Special topics in hydrogeology. May be repeated with change of content.
Examines humans as a geologic force and how human activity has altered climate, ecosystems, glaciers, sea level, rivers, and deserts. Examines climate and planetary models to understand changes in Earth systems in the past, present, and future.
Insights into the oceanic, atmospheric, and terrestrial controls of global monsoon circulation, and variations in the past 20,000 years and into the future.
Special topics in hydrology-engineering geology. May be repeated with change of content.
The emphasis of this course is placed on climate changes and the associated environmental variations of different timescales and their forcing mechanisms (including human impacts). Defining the current climatic dynamics and predicting the future trends, based on the changing patterns of different timescales, are the concluding parts of this course.
Special topics in environmental-urban geology. May be repeated once with change of content.
Theory and applications of gravitational, magnetic, and electrical techniques to subsurface exploration.

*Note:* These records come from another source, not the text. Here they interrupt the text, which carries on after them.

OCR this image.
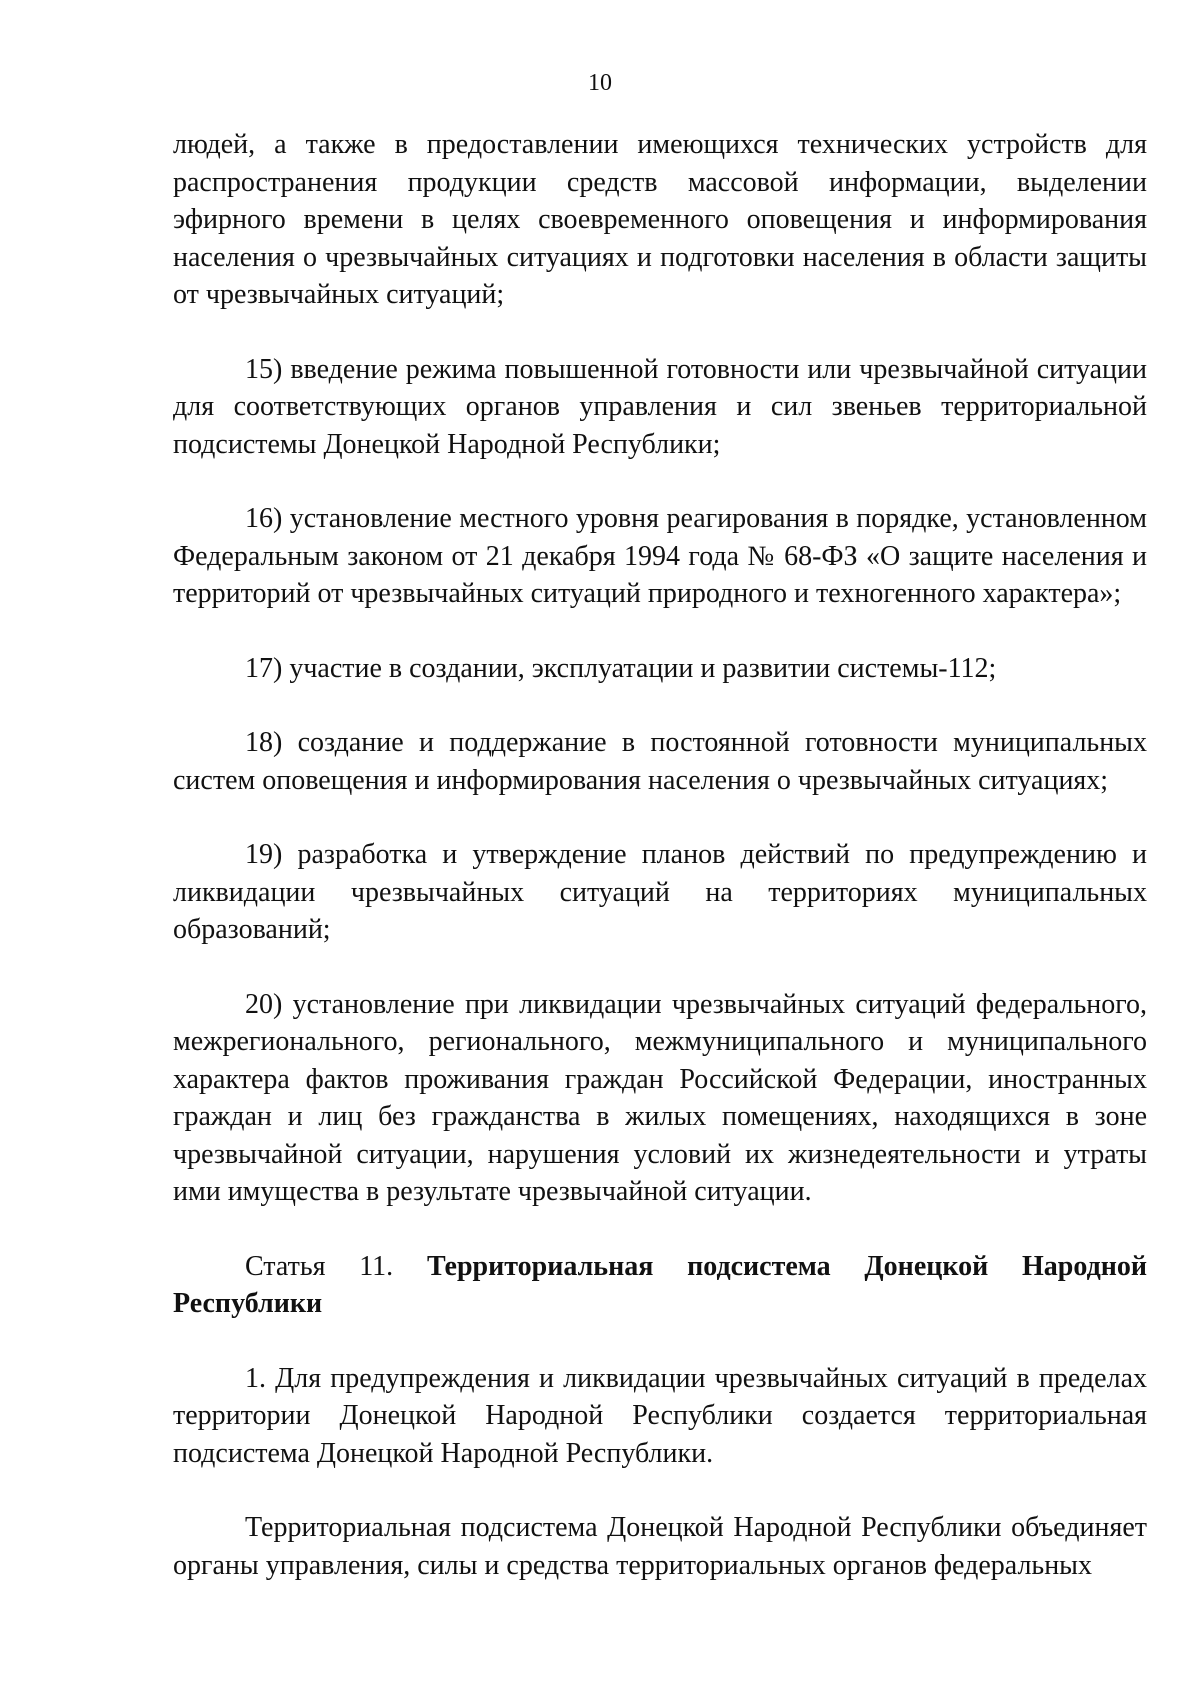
10

людей, а также в предоставлении имеющихся технических устройств для распространения продукции средств массовой информации, выделении эфирного времени в целях своевременного оповещения и информирования населения о чрезвычайных ситуациях и подготовки населения в области защиты от чрезвычайных ситуаций;

15) введение режима повышенной готовности или чрезвычайной ситуации для соответствующих органов управления и сил звеньев территориальной подсистемы Донецкой Народной Республики;

16) установление местного уровня реагирования в порядке, установленном Федеральным законом от 21 декабря 1994 года № 68-ФЗ «О защите населения и территорий от чрезвычайных ситуаций природного и техногенного характера»;

17) участие в создании, эксплуатации и развитии системы-112;

18) создание и поддержание в постоянной готовности муниципальных систем оповещения и информирования населения о чрезвычайных ситуациях;

19) разработка и утверждение планов действий по предупреждению и ликвидации чрезвычайных ситуаций на территориях муниципальных образований;

20) установление при ликвидации чрезвычайных ситуаций федерального, межрегионального, регионального, межмуниципального и муниципального характера фактов проживания граждан Российской Федерации, иностранных граждан и лиц без гражданства в жилых помещениях, находящихся в зоне чрезвычайной ситуации, нарушения условий их жизнедеятельности и утраты ими имущества в результате чрезвычайной ситуации.

Статья 11. Территориальная подсистема Донецкой Народной Республики

1. Для предупреждения и ликвидации чрезвычайных ситуаций в пределах территории Донецкой Народной Республики создается территориальная подсистема Донецкой Народной Республики.

Территориальная подсистема Донецкой Народной Республики объединяет органы управления, силы и средства территориальных органов федеральных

Seismic refraction and reflection techniques and their application to determining Earth structure.
Topics chosen from earthquake location, focal mechanism computation, surface wave dispersion measurement, 1D inversion techniques, regional tomographic inversion, receiver functions, ray theory in spherical geometry, seismic attenuation, seismic anisotropy, seismic focusing, reflected phases, stacking, and interpretations of seismic results in light of other geophysical constraints.
Exploration and production methods for hydrocarbon recovery.
A field course in which seismic, gravity, magnetic, electrical, electromagnetic, well logging and ground penetrating radar techniques are used to solve problems associated with waste disposal, groundwater, and engineering characterizations.
Individual course in which students solve a geologic problem and submit a written report. Staff approval required.
Supervised directed research for students who have not yet advanced to candidacy for an advanced degree. A student may repeat this course for credit, for a maximum of 9 total hours.
Research, data analysis, writing, and oral defense of an approved master's thesis. At least six hours of GEO 5V99 are required.
Supervised research for designing dissertation project and for developing and writing a Dissertation Proposal that will be subject to review and approval by the Dissertation Committee. All coursework must be completed prior to registering for this course. A student may repeat this course for a total of 3 hours. Registration for this course is sufficient for achieving full-time status.
Required of all doctoral candidates. In no case will less than twelve semester hours be accepted for a dissertation. Students may not enroll for dissertation hours until they have been officially accepted into candidacy for the Ph.D. degree. After initial enrollment, students must enroll for at least one semester hour of dissertation every semester (summer semester excluded).